IV. 1995-1996, KUNMING, REVISITED

What we thought would be perfect for us turned into a perfect nightmare. Our plan to return to Kunming and live for the next eight years needed to be hastily whittled down to a more manageable eleven months.

American Literature, American Multiculturalism, Twentieth Century History Through Literature; it was a great year professionally at Yunnan University's graduate and undergraduate foreign language department. Directing the University's English Drama also gave me a chance to fulfill a lifetime dream. I was finally Fiddler on the Roof's Tevye, but it was a bit odd to play it in a Chinese Anatevka! Our Rabbi was Tibetan (and probably not too kosher). Our troupe also staged scenes from The Merchant of Venice and Taming of the Shrew! Zui Hao!

At 3 am on December 15th, Stephanie went into labor and we rushed to the First People's Hospital. What an ordeal! The nurse told us to come back at 9 am. She then said she did not know where our doctor, and her department head, actually lived, but she would try and find out, and then send someone out on a bicycle to find her. After much insisting, we were finally taken to a birthing room. The sanitation was atrocious, with blood all over the sheets from the last one billion births. Fortunately, our child waited until regular working hours. Unfortunately, the doctor was busy so a European language student (whom we had met the day before ) and I ended up delivering Sean Michael Theodore into the world.

V. 1996-1999, New Eyes for the (Old) New World

The stress was high.  It soon became apparent that retreating and regrouping was the better part of valor.  When classes finished in July at our beautiful Yunnan University, we returned to the United States.  

For the next months I worked as the interim pastor of the High Street Community church in Conneaut, Pennsylvania.  When that fascinating year was completed, I joined the faculty of Messiah College teaching world religions and missiology.  Besides teaching Islam and Taosim, I was able to travel to Southern Africa, South Asia, Central America, Europe and East Asia.  We found a home near a quiet lake in a historic village outside Carlisle called Boiling Springs.  The town had been a stop on the Underground Railway.  We became members of the Harambee Church in Harrisburg.

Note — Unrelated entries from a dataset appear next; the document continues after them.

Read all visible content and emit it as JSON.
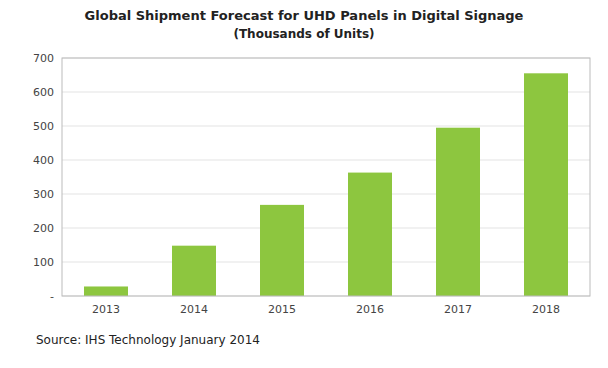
{
  "chart_data": {
    "type": "bar",
    "title": "Global Shipment Forecast for UHD Panels in Digital Signage",
    "subtitle": "(Thousands of Units)",
    "categories": [
      "2013",
      "2014",
      "2015",
      "2016",
      "2017",
      "2018"
    ],
    "values": [
      28,
      148,
      268,
      363,
      495,
      655
    ],
    "color": "#8DC63F",
    "ylim": [
      0,
      700
    ],
    "yticks": [
      {
        "value": 0,
        "label": "-"
      },
      100,
      200,
      300,
      400,
      500,
      600,
      700
    ],
    "grid": true,
    "annotations": [
      "Source: IHS Technology January 2014"
    ]
  }
}
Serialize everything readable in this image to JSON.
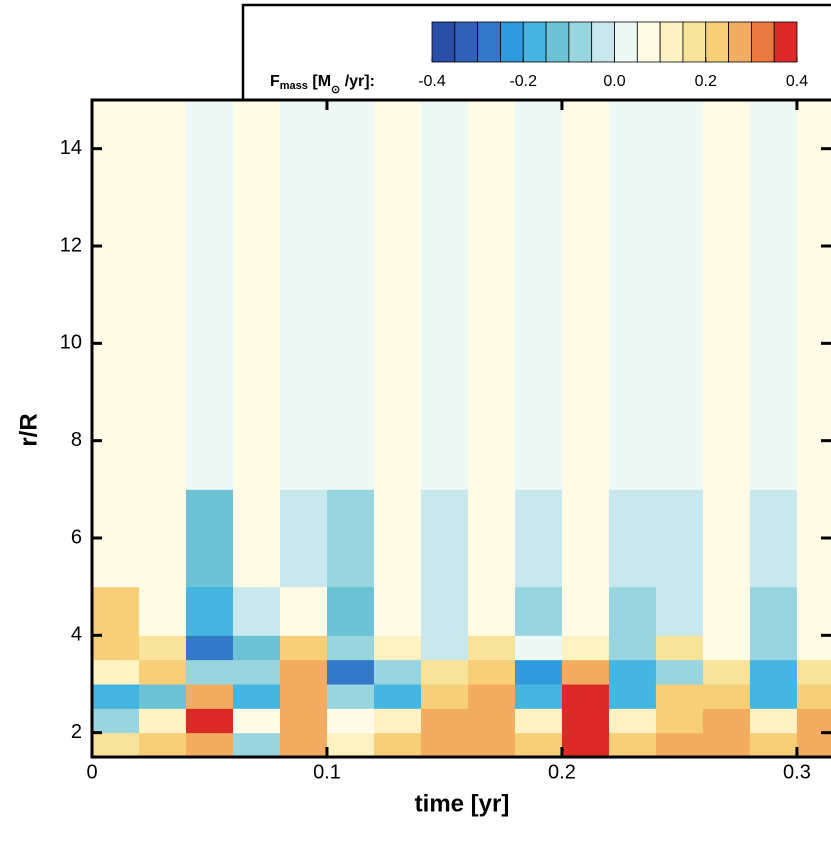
{
  "chart_data": {
    "type": "heatmap",
    "xlabel": "time [yr]",
    "ylabel": "r/R",
    "xlim": [
      0,
      0.3145
    ],
    "ylim": [
      1.5,
      15
    ],
    "xticks": [
      0,
      0.1,
      0.2,
      0.3
    ],
    "yticks": [
      2,
      4,
      6,
      8,
      10,
      12,
      14
    ],
    "x_edges": [
      0,
      0.02,
      0.04,
      0.06,
      0.08,
      0.1,
      0.12,
      0.14,
      0.16,
      0.18,
      0.2,
      0.22,
      0.24,
      0.26,
      0.28,
      0.3,
      0.32
    ],
    "y_edges": [
      1.5,
      2,
      2.5,
      3,
      3.5,
      4,
      5,
      7,
      15
    ],
    "z": [
      [
        0.15,
        0.2,
        0.3,
        -0.1,
        0.25,
        0.1,
        0.2,
        0.25,
        0.3,
        0.2,
        0.35,
        0.2,
        0.25,
        0.3,
        0.2,
        0.25
      ],
      [
        -0.1,
        0.1,
        0.35,
        0.05,
        0.3,
        0.05,
        0.1,
        0.3,
        0.25,
        0.1,
        0.35,
        0.1,
        0.2,
        0.25,
        0.1,
        0.3
      ],
      [
        -0.2,
        -0.15,
        0.3,
        -0.2,
        0.3,
        -0.1,
        -0.2,
        0.2,
        0.3,
        -0.2,
        0.35,
        -0.2,
        0.2,
        0.2,
        -0.2,
        0.2
      ],
      [
        0.1,
        0.2,
        -0.1,
        -0.1,
        0.25,
        -0.3,
        -0.1,
        0.15,
        0.2,
        -0.25,
        0.3,
        -0.2,
        -0.1,
        0.15,
        -0.2,
        0.15
      ],
      [
        0.2,
        0.15,
        -0.3,
        -0.15,
        0.2,
        -0.1,
        0.1,
        -0.05,
        0.15,
        0,
        0.1,
        -0.1,
        0.15,
        0.05,
        -0.1,
        0.05
      ],
      [
        0.2,
        0.05,
        -0.2,
        -0.05,
        0.05,
        -0.15,
        0.05,
        -0.05,
        0.05,
        -0.1,
        0.05,
        -0.1,
        -0.05,
        0.05,
        -0.1,
        0.05
      ],
      [
        0.05,
        0.05,
        -0.15,
        0.05,
        -0.05,
        -0.1,
        0.05,
        -0.05,
        0.05,
        -0.05,
        0.05,
        -0.05,
        -0.05,
        0.05,
        -0.05,
        0.05
      ],
      [
        0.05,
        0.05,
        0,
        0.05,
        0,
        0.03,
        0.05,
        0.03,
        0.05,
        0.03,
        0.05,
        0.03,
        0.03,
        0.05,
        0.03,
        0.05
      ]
    ],
    "colorbar": {
      "label_parts": [
        "F",
        "mass",
        " [M",
        "⊙",
        " /yr]:"
      ],
      "zlim": [
        -0.4,
        0.4
      ],
      "ticks": [
        -0.4,
        -0.2,
        {
          "value": 0,
          "label": "0.0"
        },
        0.2,
        0.4
      ],
      "colors": [
        "#2a4ea6",
        "#2f62b6",
        "#3479c8",
        "#2e9bdc",
        "#45b6e2",
        "#6cc3d6",
        "#98d5df",
        "#c8e8ee",
        "#eef8f4",
        "#fffbe6",
        "#fcf2c2",
        "#f8e39a",
        "#f6cf78",
        "#f2ad62",
        "#ec7a40",
        "#dd2a26"
      ]
    }
  }
}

Harambbe is a Swahili word for "lets all work together." This church, founded by Dr. Louis T. Tait, Jr. brought great blessing to our family.  In spite of being blinded by my euro centricity and participant in a Chrisitianity avoiding seeking justice in a country avoiding its history, or family was (and is) accepted. 

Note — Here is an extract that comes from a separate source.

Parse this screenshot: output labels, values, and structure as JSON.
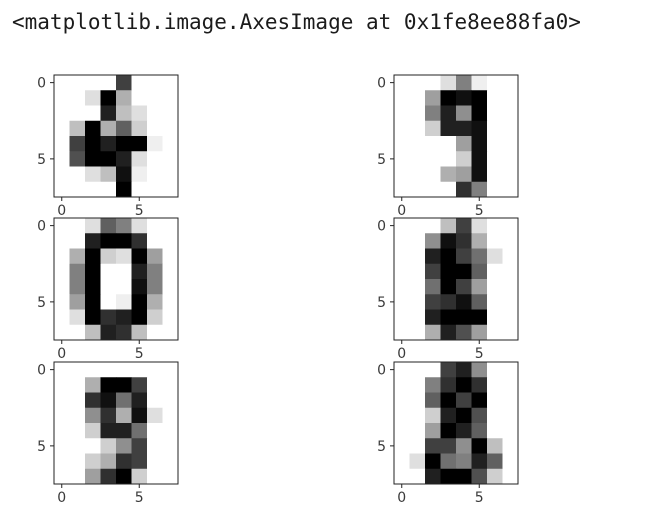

I have realized again anew and afresh that we are all one race, the human race and one people, the children of God.  Instead of race, we must celebrate culture and ethnic legacies.  To live in America means to confront racism against African Americans and the first nations (Native) Americans.  But all of us need to learn from each other, help each other and, most or all, respect and celebrate and love each other. Learning, Listening, Loving, Caring.  This is the way ahead for all of us and for our children.